Question

The function \(f(x) = \log(1+x) - \frac{2x}{2+x}\) is increasing on

• A. \((- \infty, \infty)\)
• B. \((- 1, \infty)\)
• C. \(( \infty, -1)\)
• D. \((- \infty, 0)\)

Answer 1

The Correct Option is B

\(f(x) = \log(1+x) - \frac{2x}{2+x}\)
To simplify the expression, we can rewrite it as:
\(f(x) = \log(1+x) - \frac{2x}{2+x}\)
To find the derivative, we apply the logarithmic differentiation and the quotient rule:
\(f'(x) = \frac{1}{1+x} - 2\left(\frac{1}{2+x}\right) - 2x \left(-\frac{1}{(2+x)^2}\right)\)
Simplifying further:
\(f'(x) = \frac{1}{1+x} - \frac{2}{2+x} + \frac{2x}{(2+x)^2}\)
Now, we need to determine where \(f'(x) > 0.\)
To analyze the sign of f'(x), we can find the common denominator for the fractions:
\(f'(x) = \frac{(2+x)(2+x) - 2(1+x) + 2x}{(1+x)(2+x)^2}\)

Expanding the numerator:
\(f'(x) = \frac{4+4x+x^2 - 2 - 2x + 2x}{(1+x)(2+x)^2}\)

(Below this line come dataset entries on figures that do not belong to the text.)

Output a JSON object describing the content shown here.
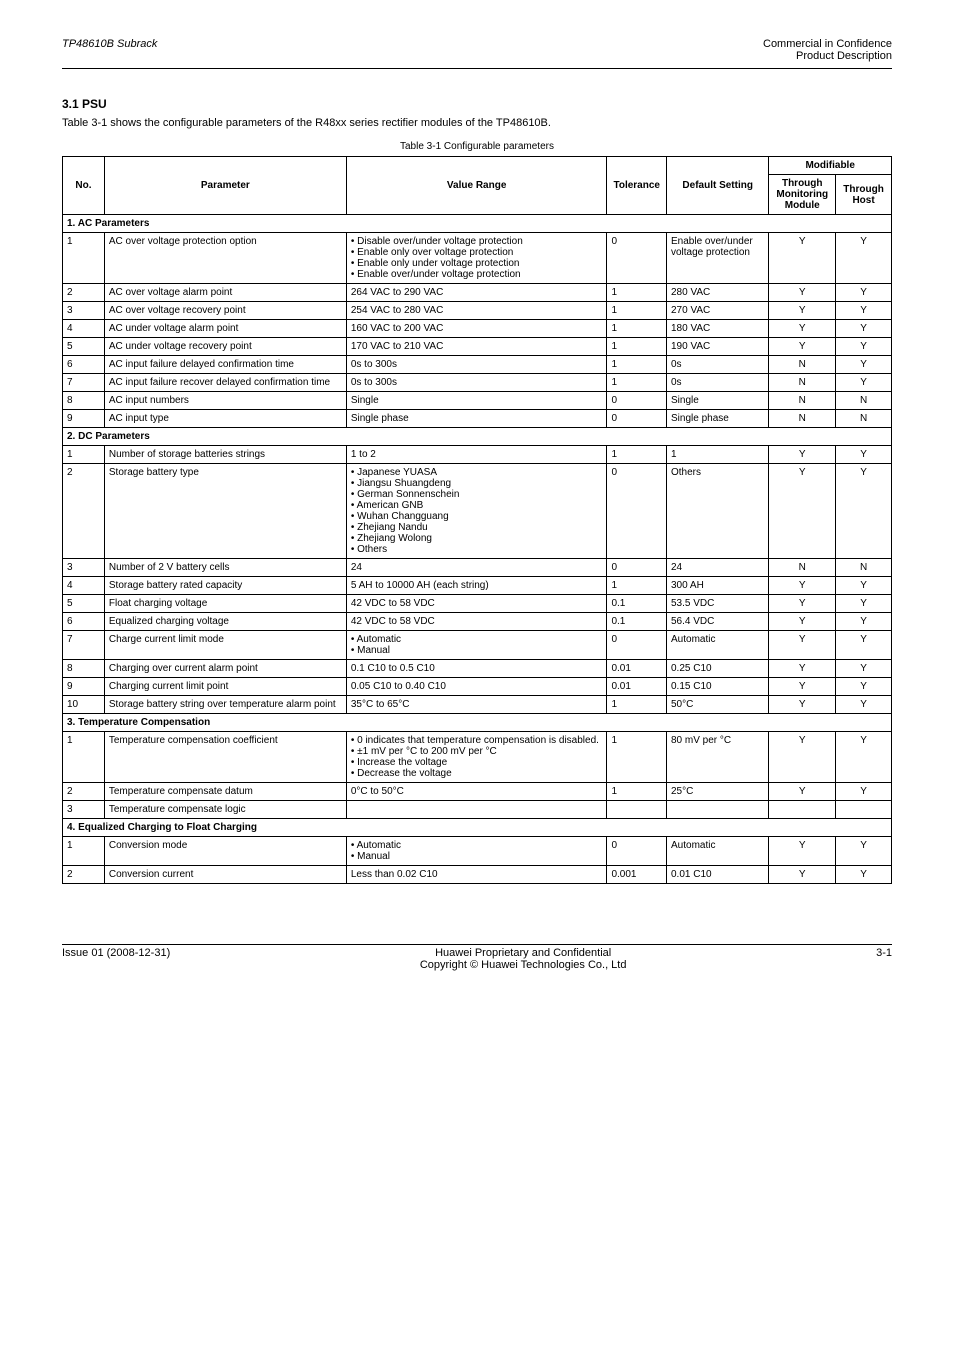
{
  "header": {
    "left": "TP48610B Subrack",
    "right_top": "Commercial in Confidence",
    "right_bottom": "Product Description"
  },
  "section": {
    "title": "3.1 PSU",
    "intro": "Table 3-1 shows the configurable parameters of the R48xx series rectifier modules of the TP48610B."
  },
  "table": {
    "caption": "Table 3-1 Configurable parameters",
    "head": {
      "no": "No.",
      "param": "Parameter",
      "value": "Value Range",
      "tol": "Tolerance",
      "default": "Default Setting",
      "modifiable": "Modifiable",
      "m1": "Through Monitoring Module",
      "m2": "Through Host"
    }
  },
  "subheads": {
    "a": "1. AC Parameters",
    "b": "2. DC Parameters"
  },
  "rows_a": [
    {
      "no": "1",
      "param": "AC over voltage protection option",
      "value": [
        "Disable over/under voltage protection",
        "Enable only over voltage protection",
        "Enable only under voltage protection",
        "Enable over/under voltage protection"
      ],
      "tol": "0",
      "default": "Enable over/under voltage protection",
      "m1": "Y",
      "m2": "Y"
    },
    {
      "no": "2",
      "param": "AC over voltage alarm point",
      "value": "264 VAC to 290 VAC",
      "tol": "1",
      "default": "280 VAC",
      "m1": "Y",
      "m2": "Y"
    },
    {
      "no": "3",
      "param": "AC over voltage recovery point",
      "value": "254 VAC to 280 VAC",
      "tol": "1",
      "default": "270 VAC",
      "m1": "Y",
      "m2": "Y"
    },
    {
      "no": "4",
      "param": "AC under voltage alarm point",
      "value": "160 VAC to 200 VAC",
      "tol": "1",
      "default": "180 VAC",
      "m1": "Y",
      "m2": "Y"
    },
    {
      "no": "5",
      "param": "AC under voltage recovery point",
      "value": "170 VAC to 210 VAC",
      "tol": "1",
      "default": "190 VAC",
      "m1": "Y",
      "m2": "Y"
    },
    {
      "no": "6",
      "param": "AC input failure delayed confirmation time",
      "value": "0s to 300s",
      "tol": "1",
      "default": "0s",
      "m1": "N",
      "m2": "Y"
    },
    {
      "no": "7",
      "param": "AC input failure recover delayed confirmation time",
      "value": "0s to 300s",
      "tol": "1",
      "default": "0s",
      "m1": "N",
      "m2": "Y"
    },
    {
      "no": "8",
      "param": "AC input numbers",
      "value": "Single",
      "tol": "0",
      "default": "Single",
      "m1": "N",
      "m2": "N"
    },
    {
      "no": "9",
      "param": "AC input type",
      "value": "Single phase",
      "tol": "0",
      "default": "Single phase",
      "m1": "N",
      "m2": "N"
    }
  ],
  "rows_b": [
    {
      "no": "1",
      "param": "Number of storage batteries strings",
      "value": "1 to 2",
      "tol": "1",
      "default": "1",
      "m1": "Y",
      "m2": "Y"
    },
    {
      "no": "2",
      "param": "Storage battery type",
      "value": [
        "Japanese YUASA",
        "Jiangsu Shuangdeng",
        "German Sonnenschein",
        "American GNB",
        "Wuhan Changguang",
        "Zhejiang Nandu",
        "Zhejiang Wolong",
        "Others"
      ],
      "tol": "0",
      "default": "Others",
      "m1": "Y",
      "m2": "Y"
    },
    {
      "no": "3",
      "param": "Number of 2 V battery cells",
      "value": "24",
      "tol": "0",
      "default": "24",
      "m1": "N",
      "m2": "N"
    },
    {
      "no": "4",
      "param": "Storage battery rated capacity",
      "value": "5 AH to 10000 AH (each string)",
      "tol": "1",
      "default": "300 AH",
      "m1": "Y",
      "m2": "Y"
    },
    {
      "no": "5",
      "param": "Float charging voltage",
      "value": "42 VDC to 58 VDC",
      "tol": "0.1",
      "default": "53.5 VDC",
      "m1": "Y",
      "m2": "Y"
    },
    {
      "no": "6",
      "param": "Equalized charging voltage",
      "value": "42 VDC to 58 VDC",
      "tol": "0.1",
      "default": "56.4 VDC",
      "m1": "Y",
      "m2": "Y"
    },
    {
      "no": "7",
      "param": "Charge current limit mode",
      "value": [
        "Automatic",
        "Manual"
      ],
      "tol": "0",
      "default": "Automatic",
      "m1": "Y",
      "m2": "Y"
    },
    {
      "no": "8",
      "param": "Charging over current alarm point",
      "value": "0.1 C10 to 0.5 C10",
      "tol": "0.01",
      "default": "0.25 C10",
      "m1": "Y",
      "m2": "Y"
    },
    {
      "no": "9",
      "param": "Charging current limit point",
      "value": "0.05 C10 to 0.40 C10",
      "tol": "0.01",
      "default": "0.15 C10",
      "m1": "Y",
      "m2": "Y"
    },
    {
      "no": "10",
      "param": "Storage battery string over temperature alarm point",
      "value": "35°C to 65°C",
      "tol": "1",
      "default": "50°C",
      "m1": "Y",
      "m2": "Y"
    }
  ],
  "subheads_b2": "3. Temperature Compensation",
  "rows_c": [
    {
      "no": "1",
      "param": "Temperature compensation coefficient",
      "value": [
        "0 indicates that temperature compensation is disabled.",
        "±1 mV per °C to 200 mV per °C",
        "Increase the voltage",
        "Decrease the voltage"
      ],
      "tol": "1",
      "default": "80 mV per °C",
      "m1": "Y",
      "m2": "Y"
    },
    {
      "no": "2",
      "param": "Temperature compensate datum",
      "value": "0°C to 50°C",
      "tol": "1",
      "default": "25°C",
      "m1": "Y",
      "m2": "Y"
    },
    {
      "no": "3",
      "param": "Temperature compensate logic",
      "value": "",
      "tol": "",
      "default": "",
      "m1": "",
      "m2": ""
    }
  ],
  "subheads_b3": "4. Equalized Charging to Float Charging",
  "rows_d": [
    {
      "no": "1",
      "param": "Conversion mode",
      "value": [
        "Automatic",
        "Manual"
      ],
      "tol": "0",
      "default": "Automatic",
      "m1": "Y",
      "m2": "Y"
    },
    {
      "no": "2",
      "param": "Conversion current",
      "value": "Less than 0.02 C10",
      "tol": "0.001",
      "default": "0.01 C10",
      "m1": "Y",
      "m2": "Y"
    }
  ],
  "footer": {
    "left": "Issue 01 (2008-12-31)",
    "center": "Huawei Proprietary and Confidential\nCopyright © Huawei Technologies Co., Ltd",
    "right": "3-1"
  }
}
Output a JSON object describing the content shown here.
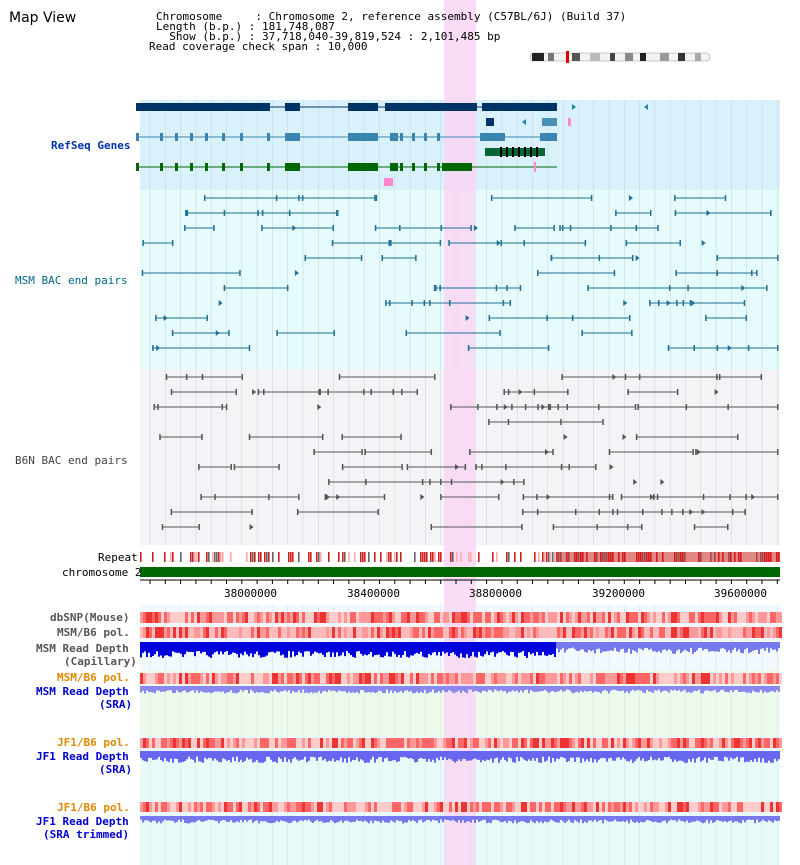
{
  "title": "Map View",
  "info": {
    "lines": [
      "Chromosome     : Chromosome 2, reference assembly (C57BL/6J) (Build 37)",
      "Length (b.p.) : 181,748,087",
      "  Show (b.p.) : 37,718,040-39,819,524 : 2,101,485 bp",
      "Read coverage check span : 10,000"
    ]
  },
  "tracks": {
    "refseq": "RefSeq Genes",
    "msm_bac": "MSM BAC end pairs",
    "b6n_bac": "B6N BAC end pairs",
    "repeat": "Repeat",
    "chromosome": "chromosome 2",
    "dbsnp": "dbSNP(Mouse)",
    "msm_b6_pol": "MSM/B6 pol.",
    "msm_depth_cap_1": "MSM Read Depth",
    "msm_depth_cap_2": "(Capillary)",
    "msm_b6_pol_sra": "MSM/B6 pol.",
    "msm_depth_sra_1": "MSM Read Depth",
    "msm_depth_sra_2": "(SRA)",
    "jf1_b6_pol": "JF1/B6 pol.",
    "jf1_depth_1": "JF1 Read Depth",
    "jf1_depth_2": "(SRA)",
    "jf1_b6_pol_trim": "JF1/B6 pol.",
    "jf1_trim_1": "JF1 Read Depth",
    "jf1_trim_2": "(SRA trimmed)"
  },
  "axis": {
    "ticks": [
      "38000000",
      "38400000",
      "38800000",
      "39200000",
      "39600000"
    ]
  },
  "colors": {
    "refseq_label": "#0033aa",
    "msm_label": "#006688",
    "pol_orange": "#e08800",
    "depth_blue": "#0000cc",
    "highlight": "#f9d6f4"
  }
}
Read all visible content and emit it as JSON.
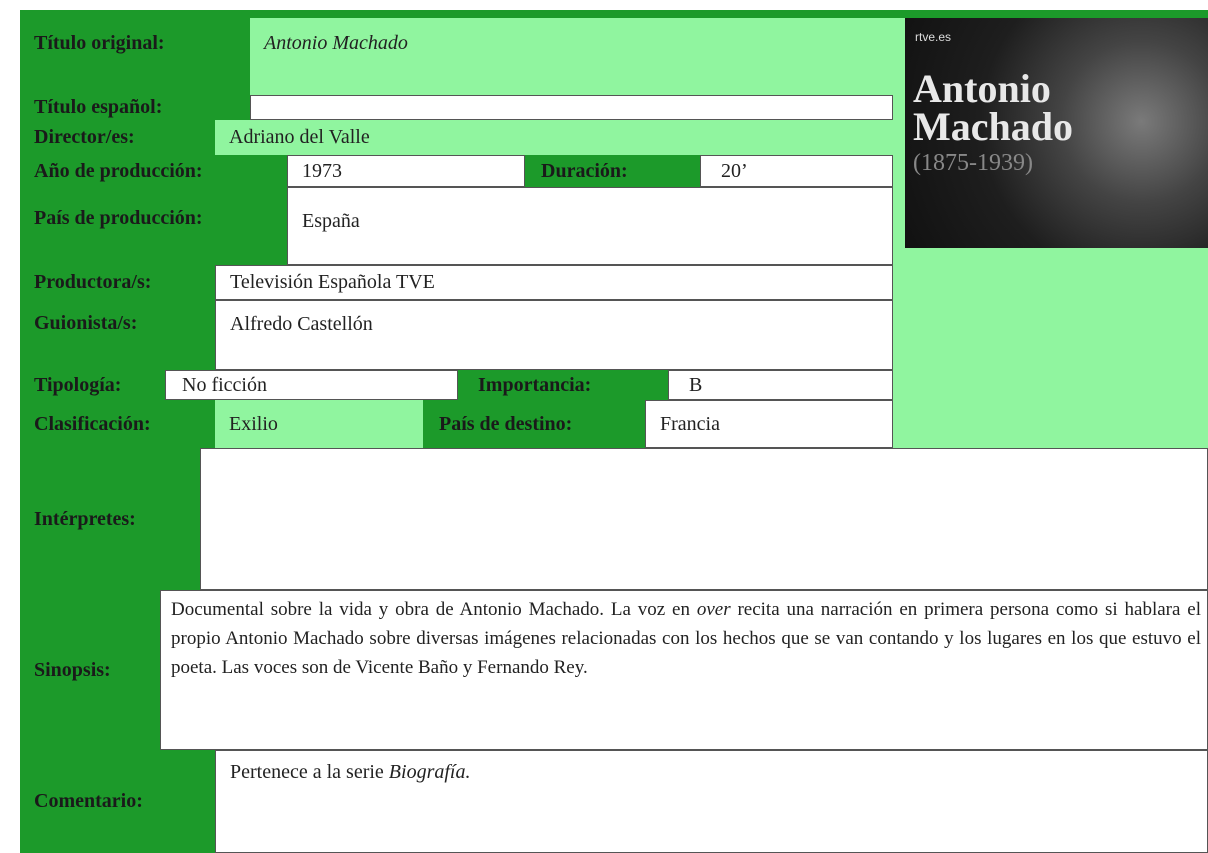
{
  "titulo_original": {
    "label": "Título original:",
    "value": "Antonio Machado"
  },
  "titulo_espanol": {
    "label": "Título español:"
  },
  "director": {
    "label": "Director/es:",
    "value": "Adriano del Valle"
  },
  "ano": {
    "label": "Año de producción:",
    "value": "1973"
  },
  "duracion": {
    "label": "Duración:",
    "value": "20’"
  },
  "pais_produccion": {
    "label": "País de producción:",
    "value": "España"
  },
  "productora": {
    "label": "Productora/s:",
    "value": "Televisión Española TVE"
  },
  "guionista": {
    "label": "Guionista/s:",
    "value": "Alfredo Castellón"
  },
  "tipologia": {
    "label": "Tipología:",
    "value": "No ficción"
  },
  "importancia": {
    "label": "Importancia:",
    "value": "B"
  },
  "clasificacion": {
    "label": "Clasificación:",
    "value": "Exilio"
  },
  "pais_destino": {
    "label": "País de destino:",
    "value": "Francia"
  },
  "interpretes": {
    "label": "Intérpretes:"
  },
  "sinopsis": {
    "label": "Sinopsis:",
    "text_1": "Documental sobre la vida y obra de Antonio Machado. La voz en",
    "italic": "over",
    "text_2": "recita una narración en primera persona como si hablara el propio Antonio Machado sobre diversas imágenes relacionadas con los hechos que se van contando y los lugares en los que estuvo el poeta. Las voces son de Vicente Baño y Fernando Rey."
  },
  "comentario": {
    "label": "Comentario:",
    "text": "Pertenece a la serie",
    "italic": "Biografía."
  },
  "photo": {
    "brand": "rtve.es",
    "name": "Antonio Machado",
    "dates": "(1875-1939)"
  }
}
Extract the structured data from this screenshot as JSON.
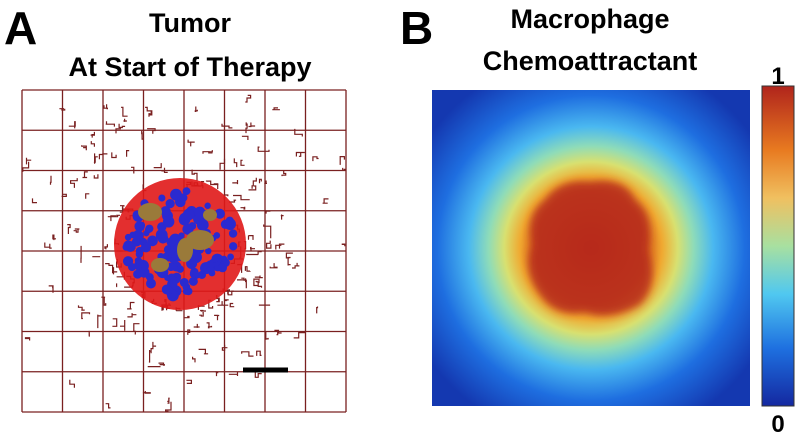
{
  "panels": [
    {
      "letter": "A",
      "title_lines": [
        "Tumor",
        "At Start of Therapy"
      ]
    },
    {
      "letter": "B",
      "title_lines": [
        "Macrophage",
        "Chemoattractant"
      ]
    }
  ],
  "colorbar": {
    "top_label": "1",
    "bottom_label": "0"
  }
}
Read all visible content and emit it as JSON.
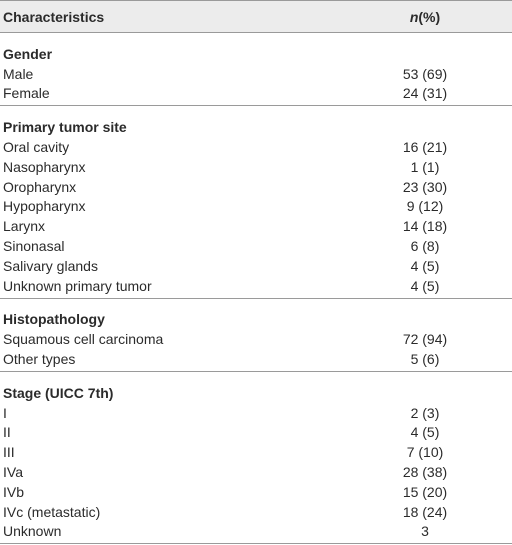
{
  "header": [
    "Characteristics",
    "n(%)"
  ],
  "sections": [
    {
      "title": "Gender",
      "rows": [
        [
          "Male",
          "53 (69)"
        ],
        [
          "Female",
          "24 (31)"
        ]
      ]
    },
    {
      "title": "Primary tumor site",
      "rows": [
        [
          "Oral cavity",
          "16 (21)"
        ],
        [
          "Nasopharynx",
          "1 (1)"
        ],
        [
          "Oropharynx",
          "23 (30)"
        ],
        [
          "Hypopharynx",
          "9 (12)"
        ],
        [
          "Larynx",
          "14 (18)"
        ],
        [
          "Sinonasal",
          "6 (8)"
        ],
        [
          "Salivary glands",
          "4 (5)"
        ],
        [
          "Unknown primary tumor",
          "4 (5)"
        ]
      ]
    },
    {
      "title": "Histopathology",
      "rows": [
        [
          "Squamous cell carcinoma",
          "72 (94)"
        ],
        [
          "Other types",
          "5 (6)"
        ]
      ]
    },
    {
      "title": "Stage (UICC 7th)",
      "rows": [
        [
          "I",
          "2 (3)"
        ],
        [
          "II",
          "4 (5)"
        ],
        [
          "III",
          "7 (10)"
        ],
        [
          "IVa",
          "28 (38)"
        ],
        [
          "IVb",
          "15 (20)"
        ],
        [
          "IVc (metastatic)",
          "18 (24)"
        ],
        [
          "Unknown",
          "3"
        ]
      ]
    }
  ]
}
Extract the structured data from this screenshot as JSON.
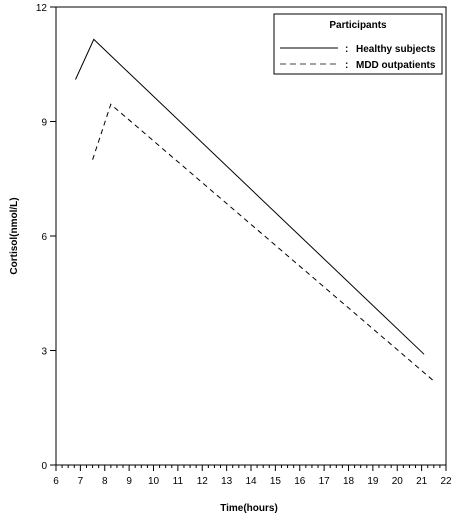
{
  "chart_data": {
    "type": "line",
    "xlabel": "Time(hours)",
    "ylabel": "Cortisol(nmol/L)",
    "xlim": [
      6,
      22
    ],
    "ylim": [
      0,
      12
    ],
    "x_ticks": [
      6,
      7,
      8,
      9,
      10,
      11,
      12,
      13,
      14,
      15,
      16,
      17,
      18,
      19,
      20,
      21,
      22
    ],
    "y_ticks": [
      0,
      3,
      6,
      9,
      12
    ],
    "x_minor_step": 0.25,
    "grid": false,
    "legend": {
      "title": "Participants",
      "placement": "top-right",
      "prefix": ":"
    },
    "series": [
      {
        "name": "Healthy subjects",
        "style": "solid",
        "color": "#000000",
        "x": [
          6.8,
          7.55,
          21.1
        ],
        "y": [
          10.1,
          11.15,
          2.9
        ]
      },
      {
        "name": "MDD outpatients",
        "style": "dashed",
        "color": "#000000",
        "x": [
          7.5,
          8.25,
          21.5
        ],
        "y": [
          8.0,
          9.45,
          2.2
        ]
      }
    ]
  }
}
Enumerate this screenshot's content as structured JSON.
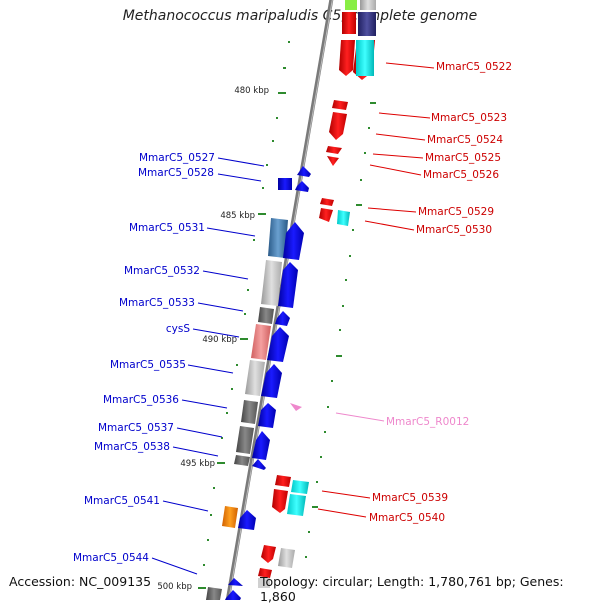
{
  "title": "Methanococcus maripaludis C5, complete genome",
  "accession": "Accession: NC_009135",
  "summary": "Topology: circular; Length: 1,780,761 bp; Genes: 1,860",
  "scale_labels": [
    "480 kbp",
    "485 kbp",
    "490 kbp",
    "495 kbp",
    "500 kbp"
  ],
  "left_labels": [
    "MmarC5_0527",
    "MmarC5_0528",
    "MmarC5_0531",
    "MmarC5_0532",
    "MmarC5_0533",
    "cysS",
    "MmarC5_0535",
    "MmarC5_0536",
    "MmarC5_0537",
    "MmarC5_0538",
    "MmarC5_0541",
    "MmarC5_0544"
  ],
  "right_labels": [
    "MmarC5_0522",
    "MmarC5_0523",
    "MmarC5_0524",
    "MmarC5_0525",
    "MmarC5_0526",
    "MmarC5_0529",
    "MmarC5_0530",
    "MmarC5_R0012",
    "MmarC5_0539",
    "MmarC5_0540"
  ],
  "colors": {
    "reverse": "#ee0000",
    "forward": "#0000ee",
    "rna": "#ee88cc"
  }
}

\(f'(x) = \frac{x^2}{(1+x)(2+x)^2}\)
Now, let's analyze the sign of f'(x) based on the numerator and denominator.
For the numerator, \(x^2\) is always non-negative.
For the denominator, \((1+x)\) and \((2+x)^2\) are also always non-negative, except when x = -1.
Therefore, f'(x) is positive (greater than zero) when \(x ≠ -1.\)
Hence, the function \(f(x) = \log(1+x) - \frac{2x}{2+x}\) is increasing on the interval \((-1, \infty)\), which corresponds to option (B) \((-1, \infty)\).